16. Przedawkowanie (objawy, sposób postępowania przy udzielaniu natychmiastowej pomocy, odtrutki):
    Nie zaobserwowano wystąpienia objawów klinicznych po podaniu tego produktu leczniczego koniom w dawce pięciokrotnie przewyższającej zalecaną (11 mg/kg) przez 15 dni, bydłu w dawce pięciokrotnie przekraczającej zalecaną (15 mg/kg/dobę) przez 5 dni lub świniom w dawce trzykrotnie przekraczającej zalecaną (9 mg/kg/dobę) przez 3 dni.
    Ketoprofen może powodować reakcje nadwrażliwości, jak również wywierać szkodliwy wpływ na błonę śluzową żołądka. Może to doprowadzić do konieczności przerwania leczenia ketoprofenem i wprowadzenia leczenia objawowego.
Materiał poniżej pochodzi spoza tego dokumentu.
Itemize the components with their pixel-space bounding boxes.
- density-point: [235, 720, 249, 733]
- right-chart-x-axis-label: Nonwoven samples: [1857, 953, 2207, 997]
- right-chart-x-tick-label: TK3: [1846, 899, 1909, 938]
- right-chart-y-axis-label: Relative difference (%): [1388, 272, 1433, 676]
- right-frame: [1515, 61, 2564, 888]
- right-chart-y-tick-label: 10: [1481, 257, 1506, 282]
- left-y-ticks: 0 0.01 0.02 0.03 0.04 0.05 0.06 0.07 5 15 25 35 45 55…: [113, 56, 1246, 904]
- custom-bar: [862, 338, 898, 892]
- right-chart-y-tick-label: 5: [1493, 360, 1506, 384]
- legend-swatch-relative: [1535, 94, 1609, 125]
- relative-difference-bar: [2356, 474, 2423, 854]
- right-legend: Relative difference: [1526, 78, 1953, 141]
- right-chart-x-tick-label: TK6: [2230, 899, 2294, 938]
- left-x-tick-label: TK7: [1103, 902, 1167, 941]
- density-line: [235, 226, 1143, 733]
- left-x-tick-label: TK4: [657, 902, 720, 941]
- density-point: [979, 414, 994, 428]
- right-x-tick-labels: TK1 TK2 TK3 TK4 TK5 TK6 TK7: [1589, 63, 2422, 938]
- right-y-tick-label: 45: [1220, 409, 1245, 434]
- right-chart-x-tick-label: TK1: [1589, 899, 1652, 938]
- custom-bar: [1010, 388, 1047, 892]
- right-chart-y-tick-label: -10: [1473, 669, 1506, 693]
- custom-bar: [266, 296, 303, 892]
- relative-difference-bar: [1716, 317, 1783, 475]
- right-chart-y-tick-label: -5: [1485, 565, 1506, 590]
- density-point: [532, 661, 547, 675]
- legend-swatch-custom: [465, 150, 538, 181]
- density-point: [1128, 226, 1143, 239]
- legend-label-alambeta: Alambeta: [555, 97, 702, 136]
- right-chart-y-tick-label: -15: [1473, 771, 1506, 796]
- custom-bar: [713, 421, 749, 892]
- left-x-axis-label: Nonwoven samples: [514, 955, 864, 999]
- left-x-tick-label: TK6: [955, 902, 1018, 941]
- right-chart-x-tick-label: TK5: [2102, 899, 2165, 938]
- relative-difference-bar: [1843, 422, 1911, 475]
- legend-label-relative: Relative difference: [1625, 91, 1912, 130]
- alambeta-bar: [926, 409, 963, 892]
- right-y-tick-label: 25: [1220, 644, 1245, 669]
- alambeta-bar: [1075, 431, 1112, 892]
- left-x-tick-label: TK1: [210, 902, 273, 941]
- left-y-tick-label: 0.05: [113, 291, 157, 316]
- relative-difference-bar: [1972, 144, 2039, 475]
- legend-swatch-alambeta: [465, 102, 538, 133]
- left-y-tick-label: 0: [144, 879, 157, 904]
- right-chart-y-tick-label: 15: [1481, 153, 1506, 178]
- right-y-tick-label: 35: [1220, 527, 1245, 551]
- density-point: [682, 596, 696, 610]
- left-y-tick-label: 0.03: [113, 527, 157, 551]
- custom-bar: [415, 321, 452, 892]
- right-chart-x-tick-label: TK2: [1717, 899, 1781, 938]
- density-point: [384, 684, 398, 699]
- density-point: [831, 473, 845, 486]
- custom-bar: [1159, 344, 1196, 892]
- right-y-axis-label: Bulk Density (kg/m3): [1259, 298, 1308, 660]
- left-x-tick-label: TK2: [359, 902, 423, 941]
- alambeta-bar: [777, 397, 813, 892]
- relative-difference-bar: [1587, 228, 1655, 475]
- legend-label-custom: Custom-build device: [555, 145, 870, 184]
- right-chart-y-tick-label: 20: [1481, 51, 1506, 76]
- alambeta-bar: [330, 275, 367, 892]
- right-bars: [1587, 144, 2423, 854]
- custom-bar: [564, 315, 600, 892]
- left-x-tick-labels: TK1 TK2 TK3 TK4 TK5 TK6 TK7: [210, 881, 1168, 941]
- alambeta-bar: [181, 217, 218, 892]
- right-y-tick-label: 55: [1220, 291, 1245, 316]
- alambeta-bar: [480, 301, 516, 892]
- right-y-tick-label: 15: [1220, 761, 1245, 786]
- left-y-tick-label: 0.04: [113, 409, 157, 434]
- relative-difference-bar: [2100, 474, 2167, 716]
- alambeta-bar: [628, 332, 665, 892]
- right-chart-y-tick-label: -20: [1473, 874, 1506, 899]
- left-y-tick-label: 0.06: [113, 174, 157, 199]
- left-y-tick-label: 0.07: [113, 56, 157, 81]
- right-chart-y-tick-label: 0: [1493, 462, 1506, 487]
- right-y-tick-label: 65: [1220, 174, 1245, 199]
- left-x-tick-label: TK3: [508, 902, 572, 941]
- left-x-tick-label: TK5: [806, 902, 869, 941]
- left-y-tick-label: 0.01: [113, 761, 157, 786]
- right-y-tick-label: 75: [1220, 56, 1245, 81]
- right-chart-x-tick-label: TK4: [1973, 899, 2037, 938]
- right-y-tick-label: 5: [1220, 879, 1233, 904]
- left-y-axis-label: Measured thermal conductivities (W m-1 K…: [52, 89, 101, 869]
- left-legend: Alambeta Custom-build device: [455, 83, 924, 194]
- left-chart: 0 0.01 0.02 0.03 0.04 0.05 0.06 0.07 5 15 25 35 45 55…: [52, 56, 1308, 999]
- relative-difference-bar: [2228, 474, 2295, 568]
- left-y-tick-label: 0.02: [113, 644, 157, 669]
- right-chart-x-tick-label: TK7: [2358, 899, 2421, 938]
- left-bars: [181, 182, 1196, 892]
17. Niezgodności farmaceutyczne:
    Ponieważ nie wykonano badań dotyczących zgodności, tego produktu leczniczego weterynaryjnego nie wolno mieszać z innymi produktami leczniczymi weterynaryjnymi.
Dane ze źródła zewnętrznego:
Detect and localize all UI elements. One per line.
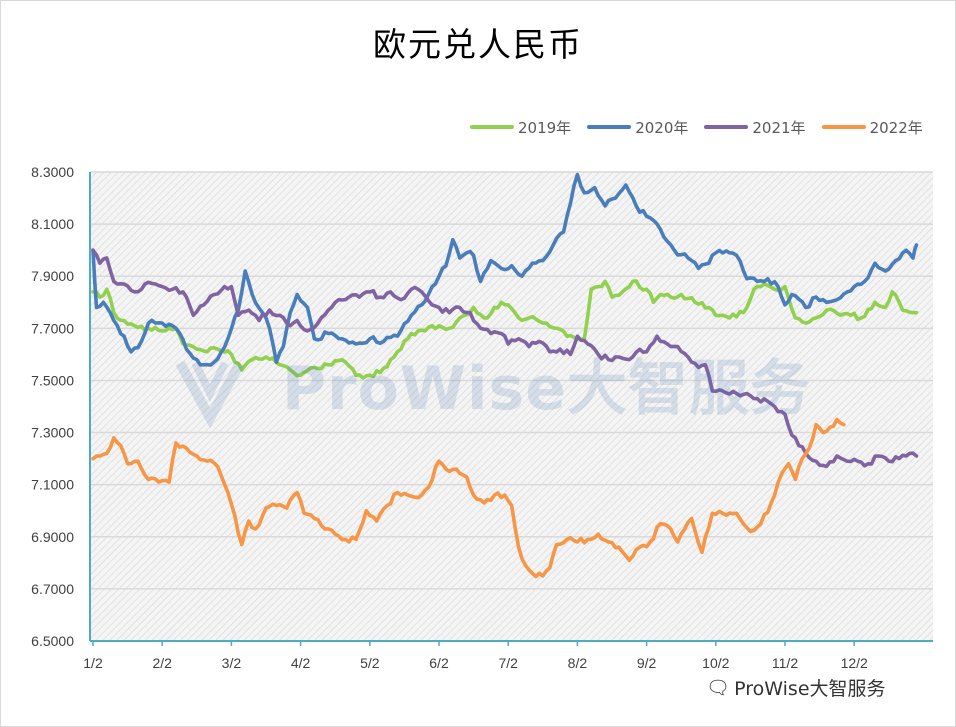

18. Specjalne środki ostrożności dotyczące usuwania niezużytego produktu leczniczego weterynaryjnego lub pochodzących z niego odpadów, jeśli ma to zastosowanie:
    Niewykorzystany produkt leczniczy weterynaryjny lub jego odpady należy usunąć w sposób zgodny z obowiązującymi przepisami.
19. Data zatwierdzenia lub ostatniej zmiany tekstu ulotki:
20. Inne informacje:
    Ketoprofen jest substancją należącą do grupy niesteroidowych leków przeciwzapalnych (NLPZ).
    Ketoprofen wykazuje właściwości przeciwzapalne, przeciwbólowe i przeciwgorączkowe.
    Nie wszystkie aspekty mechanizmu działania ketoprofenu zostały poznane. Działanie to wynika częściowo z hamowania syntezy prostaglandyn i leukotrienów poprzez działanie odpowiednio na cyklooksygenazę i lipoksygenazę.
    Ketoprofen hamuje również powstawanie bradykininy oraz agregację trombocytów.
    Wielkości opakowań: 100 ml i 250 ml.
    Opakowanie zewnętrzne: 1 fiolka zawierająca 100 ml i 250 ml.
    Niektóre wielkości opakowań mogą nie być dostępne w obrocie.